Краем глаза Гвазава почувствовал, что рядом с ним остановилось нечто, не похожее на обычное среднестатистическое тело. Осторожно, не поворачивая головы, Савва попытался разглядеть это чудо. Так и есть, пьянчуга, наверное. Калека – не калека, опирается на палку, рука красная, в буграх вен, видно, тяжело опираться – то ли ноги не держат, то ли пьян, то ли черт его знает что еще. Ишь, как качается. Он воображает, наверное, что вышел в море. Все-таки, похоже, ноги больные. Паралитик, что ли? Запашок какой-то несвежий от него.
Не поднимая глаз, Гвазава чувствовал, что мужчина в упор, с ненавистью глядит на него. Это должно быть невысокий, невзрачный мужичонка, с азиатским лицом в морщинах, калека, к тому же алкаш, разумеется. Образ был создан. Но образ ни слова, ни звука пока не произнес, паразит.
Савве в какую-то долю секунды показалось, что он стал воспринимать некую лавину ярости и гнева, исходящую от соседа. Был даже момент, когда Гвазава чуть было не встал и не уступил место калеке, но что-то зацепилось, не распрямило его, а уже в следующее мгновение он понял, что сам с такой же ненавистью думает об этом стоящем рядом безликом теле, и с такой же яростью, с какой оно смотрит на него, с такой же яростью не хочет даже взглянуть на него, а тем более встать и уступить место. Савва сказал себе: «Да, теперь я понимаю ярость людей, оказавшихся по разные стороны баррикад. Хоть ты сдохни тут – не встану!» – решил он.
Мужчину толкали, но он молчал и, напружинившись, как шпага, дрожал, готовый пронзить каждого, кто столкнет его с места. Рука вцепилась в поручень так, что казалось, вот-вот выдерет его вместе со спинкой сиденья. Другая рука с палочкой ходила ходуном.
Через остановку была конечная. Гвазава стал готовиться к выходу. Окружающая обстановка его тяготила. Встал. Так и есть, мужичок с ноготок, на голову ниже его, щупленький и обтерханный. Но глаза его горели, как у разбойника, и рука мертвой хваткой держала поручень. Пассажир не пропускал Гвазаву. Все выходили, спеша и толкаясь. Мужик не торопился, он ждал, пока все выйдут. Гвазава стоял и тоже ждал и смотрел в окно. Мужчина, наконец, развернулся на своей палке и выкинул себя из троллейбуса, широко вихляя парализованными ногами.

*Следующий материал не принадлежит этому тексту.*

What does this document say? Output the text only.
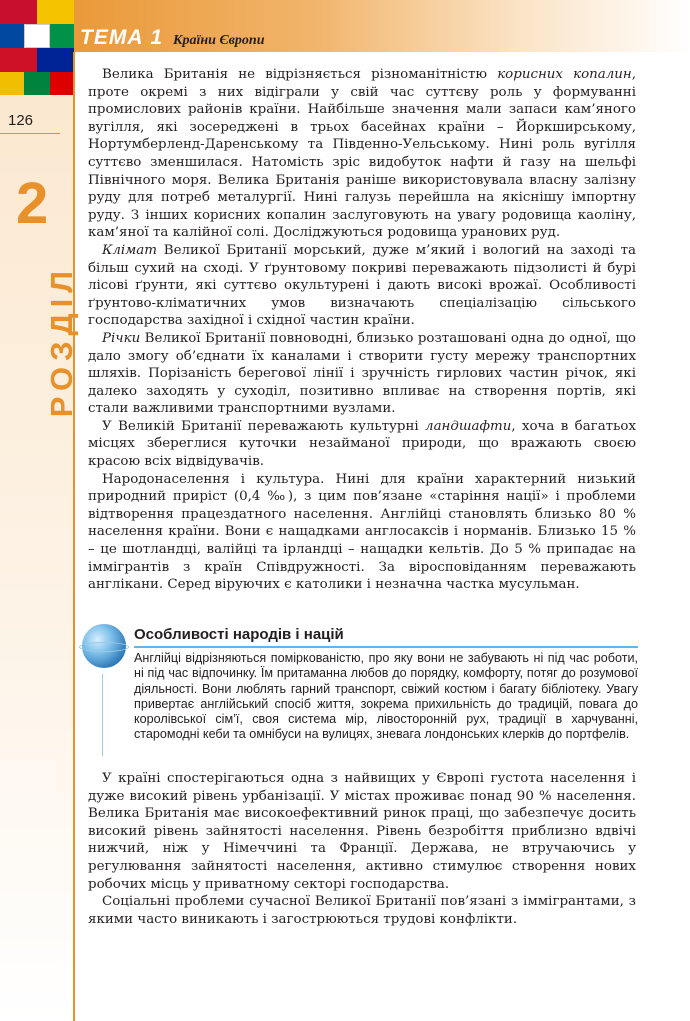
ТЕМА 1 Країни Європи
126
2
РОЗДІЛ

Велика Британія не відрізняється різноманітністю корисних копалин, проте окремі з них відіграли у свій час суттєву роль у формуванні промислових районів країни. Найбільше значення мали запаси кам’яного вугілля, які зосереджені в трьох басейнах країни – Йоркширському, Нортумберленд-Даренському та Південно-Уельському. Нині роль вугілля суттєво зменшилася. Натомість зріс видобуток нафти й газу на шельфі Північного моря. Велика Британія раніше використовувала власну залізну руду для потреб металургії. Нині галузь перейшла на якіснішу імпортну руду. З інших корисних копалин заслуговують на увагу родовища каоліну, кам’яної та калійної солі. Досліджуються родовища уранових руд.

Клімат Великої Британії морський, дуже м’який і вологий на заході та більш сухий на сході. У ґрунтовому покриві переважають підзолисті й бурі лісові ґрунти, які суттєво окультурені і дають високі врожаї. Особливості ґрунтово-кліматичних умов визначають спеціалізацію сільського господарства західної і східної частин країни.

Річки Великої Британії повноводні, близько розташовані одна до одної, що дало змогу об’єднати їх каналами і створити густу мережу транспортних шляхів. Порізаність берегової лінії і зручність гирлових частин річок, які далеко заходять у суходіл, позитивно впливає на створення портів, які стали важливими транспортними вузлами.

У Великій Британії переважають культурні ландшафти, хоча в багатьох місцях збереглися куточки незайманої природи, що вражають своєю красою всіх відвідувачів.

Народонаселення і культура. Нині для країни характерний низький природний приріст (0,4 ‰), з цим пов’язане «старіння нації» і проблеми відтворення працездатного населення. Англійці становлять близько 80 % населення країни. Вони є нащадками англосаксів і норманів. Близько 15 % – це шотландці, валійці та ірландці – нащадки кельтів. До 5 % припадає на іммігрантів з країн Співдружності. За віросповіданням переважають англікани. Серед віруючих є католики і незначна частка мусульман.

Особливості народів і націй
Англійці відрізняються поміркованістю, про яку вони не забувають ні під час роботи, ні під час відпочинку. Їм притаманна любов до порядку, комфорту, потяг до розумової діяльності. Вони люблять гарний транспорт, свіжий костюм і багату бібліотеку. Увагу привертає англійський спосіб життя, зокрема прихильність до традицій, повага до королівської сім’ї, своя система мір, лівосторонній рух, традиції в харчуванні, старомодні кеби та омнібуси на вулицях, зневага лондонських клерків до портфелів.

У країні спостерігаються одна з найвищих у Європі густота населення і дуже високий рівень урбанізації. У містах проживає понад 90 % населення. Велика Британія має високоефективний ринок праці, що забезпечує досить високий рівень зайнятості населення. Рівень безробіття приблизно вдвічі нижчий, ніж у Німеччині та Франції. Держава, не втручаючись у регулювання зайнятості населення, активно стимулює створення нових робочих місць у приватному секторі господарства.

Соціальні проблеми сучасної Великої Британії пов’язані з іммігрантами, з якими часто виникають і загострюються трудові конфлікти.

Сегодня, слава богу, никто не оттоптал ноги. Туфли у Гвазавы были без единого пятнышка.
Глава 16. Год взбесившихся мужчин, или Париж стоит обедни
Напрасно Фаина назвала этот год «годом взбесившихся мужчин». Закваска года была в ней самой. Она не замечала за собой, как с любопытством, по сути еще совсем детским, сама первая смотрит на окружающих мужчин, даже не смотрит, поглядывает, шаловливо постреливает глазками, а тем многого и не надо – бросят на них взгляд или цветок, и уже роман или опера готова. Для Фаины это была игра, продолжение детства, робкая попытка применить прочитанное к жизни, средство от скуки, потребность в страдании еще не наполненной реальными страданиями души. А для мужчины, извините, игра может быть где угодно – на футбольном поле, за карточным столом, на дуэли, на партийном собрании – только не в женских дьявольских глазах. Там, где первобытный инстинкт, там какая игра? Дело в том, что встречаются еще женщины, которым стоит взглянуть на мужчину, и он перевернет мир. Фаина принадлежала именно к таким редким женщинам, но пока не догадывалась об этом. Хорошо, она не догадывалась, это ее проблемы, а мужик-то уже ради нее мир перевернул! И, оказывается, напрасно?! Как тут не взбеситься, товарищи?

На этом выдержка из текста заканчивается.